Isto porque esta ficção à volta da vida do astro mais brilhante dos anos 50’ de Los Angeles é inexorável a cada minuto, passando por diferentes formas de abuso moral, ético, físico e sexual, pontificadas por alguns raríssimos momentos de quietude, que também não estão isentos de formas mais subtis de tortura psicológica infligida a uma personagem que se demonstra cada vez mais passiva e cada vez mais perdida. Blonde é o pesadelo da fama tornado real, é o espreitar atrás do mito e ver a tragédia que permitiu a sua construção, como já vimos em The Assassination of Jesse James by the Coward Robert Ford e de certa forma em One More Time With Feeling (2016) – Nick Cave e Warren Elis foram também responsáveis pela música que dá um corpo celestial a Blonde

Esta dicotomia, esta divisão profunda entre a pessoa e personagem, entre Norma e Marilyn, entre a mulher e o ícone, encontra-se marcada na fotografia e montagem errática de Chayse Irvin e Adam Robinson respetivamente, que fazem Blonde atravessar todas as lentes, todas as possibilidades de cor, exposição, corte e formato, em que o preto e branco convive com o colorido e berrante na cena seguinte, em contrastes que explicitam em linguagem visual a amálgama angustiante que é a alma de Norma Jeane.

O filme deixa bem claro que Marilyn Monroe não existe, que foi criada por Norma Jeane, mas vemos uma Ana de Armas em pranto a rezar em frente ao espelho para que esta lhe seja trazida e a leve para bem longe dali.

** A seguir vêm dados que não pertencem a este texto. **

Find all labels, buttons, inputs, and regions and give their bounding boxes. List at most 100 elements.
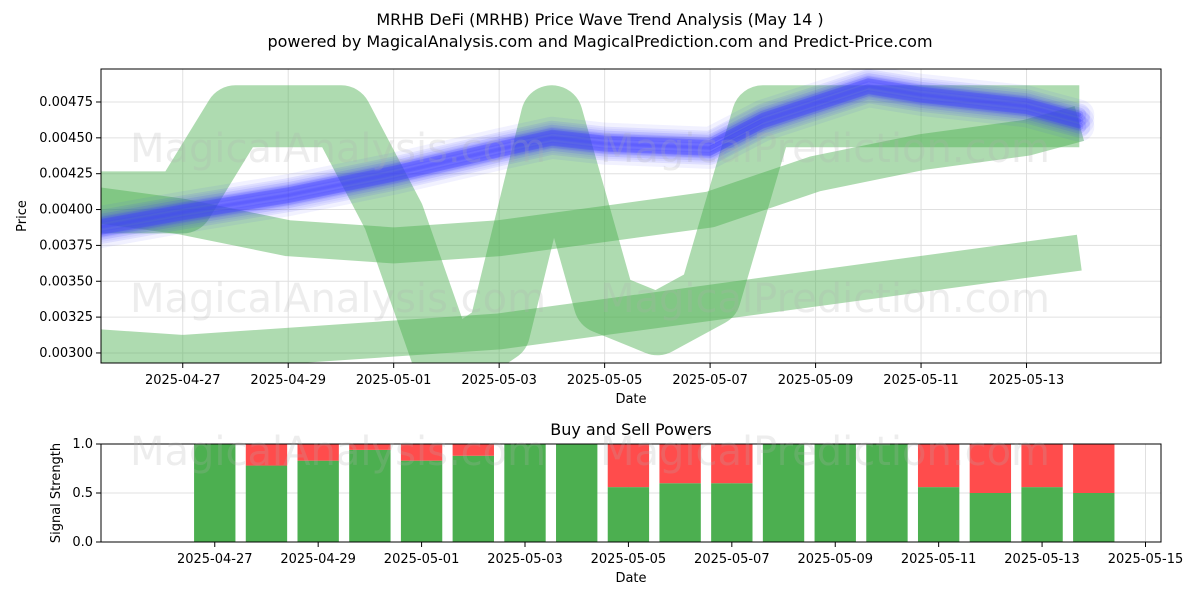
power-x-tick-label: 2025-05-15 [1108, 552, 1184, 567]
power-x-tick-label: 2025-05-09 [797, 552, 873, 567]
price-band-line [101, 85, 1087, 241]
sell-bar [917, 444, 960, 488]
price-y-tick-label: 0.00450 [39, 131, 93, 146]
price-band-line [101, 82, 1084, 231]
watermark-prediction-3: MagicalPrediction.com [600, 429, 1050, 475]
price-band-line [101, 69, 1095, 237]
power-x-tick-label: 2025-04-27 [177, 552, 253, 567]
power-x-ticks: 2025-04-27 2025-04-29 2025-05-01 2025-05-03… [177, 542, 1183, 567]
price-y-axis-label: Price [15, 200, 30, 232]
price-band-line [101, 69, 1091, 233]
buy-bar [349, 449, 391, 542]
price-x-tick-label: 2025-05-01 [356, 373, 432, 388]
sell-bar [607, 444, 650, 488]
price-x-tick-label: 2025-05-07 [672, 373, 748, 388]
power-panel: Buy and Sell Powers 2025-04-27 2025-04-29… [49, 420, 1183, 586]
power-x-axis-label: Date [615, 571, 646, 586]
price-band-line [101, 77, 1095, 249]
buy-bar [1073, 493, 1115, 542]
watermark-prediction-1: MagicalPrediction.com [600, 126, 1050, 172]
sell-bar [245, 444, 288, 466]
buy-bar [452, 455, 494, 542]
power-bars [194, 444, 1115, 542]
power-y-axis-label: Signal Strength [49, 443, 64, 543]
chart-title: MRHB DeFi (MRHB) Price Wave Trend Analys… [376, 10, 823, 29]
wave-series-line [101, 234, 1082, 363]
price-x-tick-label: 2025-05-05 [567, 373, 643, 388]
buy-bar [762, 444, 805, 542]
power-x-tick-label: 2025-05-13 [1004, 552, 1080, 567]
buy-bar [814, 444, 856, 542]
sell-bar [659, 444, 701, 484]
buy-bar [297, 460, 339, 542]
price-y-tick-label: 0.00350 [39, 274, 93, 289]
price-y-tick-label: 0.00325 [39, 310, 93, 325]
power-y-tick-label: 0.0 [72, 535, 93, 550]
price-band-line [101, 71, 1095, 243]
power-x-tick-label: 2025-05-07 [694, 552, 770, 567]
watermarks: MagicalAnalysis.com MagicalPrediction.co… [130, 126, 1050, 475]
power-x-tick-label: 2025-05-03 [487, 552, 563, 567]
buy-bar [400, 460, 443, 542]
price-x-tick-label: 2025-05-03 [461, 373, 537, 388]
chart-subtitle: powered by MagicalAnalysis.com and Magic… [267, 32, 932, 51]
price-band-line [101, 75, 1091, 239]
price-y-tick-label: 0.00475 [39, 95, 93, 110]
sell-bar [400, 444, 443, 461]
buy-bar [504, 444, 546, 542]
buy-bar [245, 465, 288, 542]
price-y-tick-label: 0.00400 [39, 203, 93, 218]
price-x-ticks: 2025-04-27 2025-04-29 2025-05-01 2025-05-03… [145, 363, 1064, 388]
price-band-line [101, 81, 1091, 245]
price-band-line [101, 88, 1084, 237]
sell-bar [1021, 444, 1063, 488]
price-x-tick-label: 2025-05-09 [778, 373, 854, 388]
sell-bar [349, 444, 391, 450]
price-x-tick-label: 2025-05-13 [989, 373, 1065, 388]
price-band-line [101, 73, 1087, 229]
watermark-prediction-2: MagicalPrediction.com [600, 276, 1050, 322]
sell-bar [452, 444, 494, 456]
power-title: Buy and Sell Powers [550, 420, 712, 439]
power-y-tick-label: 0.5 [72, 486, 93, 501]
sell-bar [1073, 444, 1115, 493]
price-y-ticks: 0.00300 0.00325 0.00350 0.00375 0.00400 0.004… [39, 95, 101, 361]
price-x-tick-label: 2025-05-11 [883, 373, 959, 388]
price-x-tick-label: 2025-04-29 [250, 373, 326, 388]
sell-bar [969, 444, 1012, 493]
buy-bar [711, 483, 753, 542]
wave-series-line [101, 85, 1080, 363]
buy-bar [556, 444, 598, 542]
power-x-tick-label: 2025-05-01 [384, 552, 460, 567]
price-band-line [101, 78, 1082, 223]
watermark-analysis-2: MagicalAnalysis.com [130, 276, 546, 322]
price-x-axis-label: Date [615, 392, 646, 407]
buy-bar [194, 444, 236, 542]
sell-bar [711, 444, 753, 484]
power-x-tick-label: 2025-05-11 [901, 552, 977, 567]
price-y-tick-label: 0.00300 [39, 346, 93, 361]
price-panel: 2025-04-27 2025-04-29 2025-05-01 2025-05-03… [15, 68, 1162, 407]
price-band-line [101, 76, 1084, 225]
price-y-tick-label: 0.00425 [39, 167, 93, 182]
buy-bar [866, 444, 908, 542]
price-band-line [101, 84, 1082, 229]
power-y-tick-label: 1.0 [72, 437, 93, 452]
wave-series-line [101, 106, 1085, 264]
buy-bar [1021, 487, 1063, 542]
price-band-line [101, 90, 1082, 235]
watermark-analysis-3: MagicalAnalysis.com [130, 429, 546, 475]
power-x-tick-label: 2025-05-05 [591, 552, 667, 567]
watermark-analysis-1: MagicalAnalysis.com [130, 126, 546, 172]
price-y-tick-label: 0.00375 [39, 238, 93, 253]
power-y-ticks: 0.0 0.5 1.0 [72, 437, 101, 550]
power-x-tick-label: 2025-04-29 [280, 552, 356, 567]
buy-bar [917, 487, 960, 542]
price-x-tick-label: 2025-04-27 [145, 373, 221, 388]
buy-bar [607, 487, 650, 542]
price-band-line [101, 79, 1087, 235]
price-axes-frame [100, 68, 1162, 364]
sell-bar [297, 444, 339, 461]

Monroe foi construída como um mecanismo de fuga para que Norma, abandonada por um pai que prometeu voltar e violentada por cada homem que passou pelo seu caminho, consiga lidar com a brutal realidade que tem uma mulher em Hollywood, rodeada de abutres e abominações mascaradas de produtores, no entanto é este seu escape que lentamente se transforma num vórtice de miséria que nos engole desde o primeiro momento de violência até à última cena de transcendência.

Norma é pintada como alguém que dá tudo de si ao amor. É sedenta por ele, procura-o desesperadamente em todos os lugares por onde passa, como que para preencher uma lacuna deixada aberta por uma juventude solitária e violenta, mas em Blonde, é apenas Monroe que encontra devoção, nunca Norma. Nunca a mulher, apenas a sua imagem. No entanto, aquilo que liga estes dois lados de uma mesma personagem, é o facto de nenhuma delas encontrar escapatória das garras da cidade, que as rasgam e mastigam como pedaço de carne repetidamente, num ciclo sem fim de abusos e torturas por trás do glamour de Gentleman Prefer Blondes (1953)ou Some Like it Hot (1959).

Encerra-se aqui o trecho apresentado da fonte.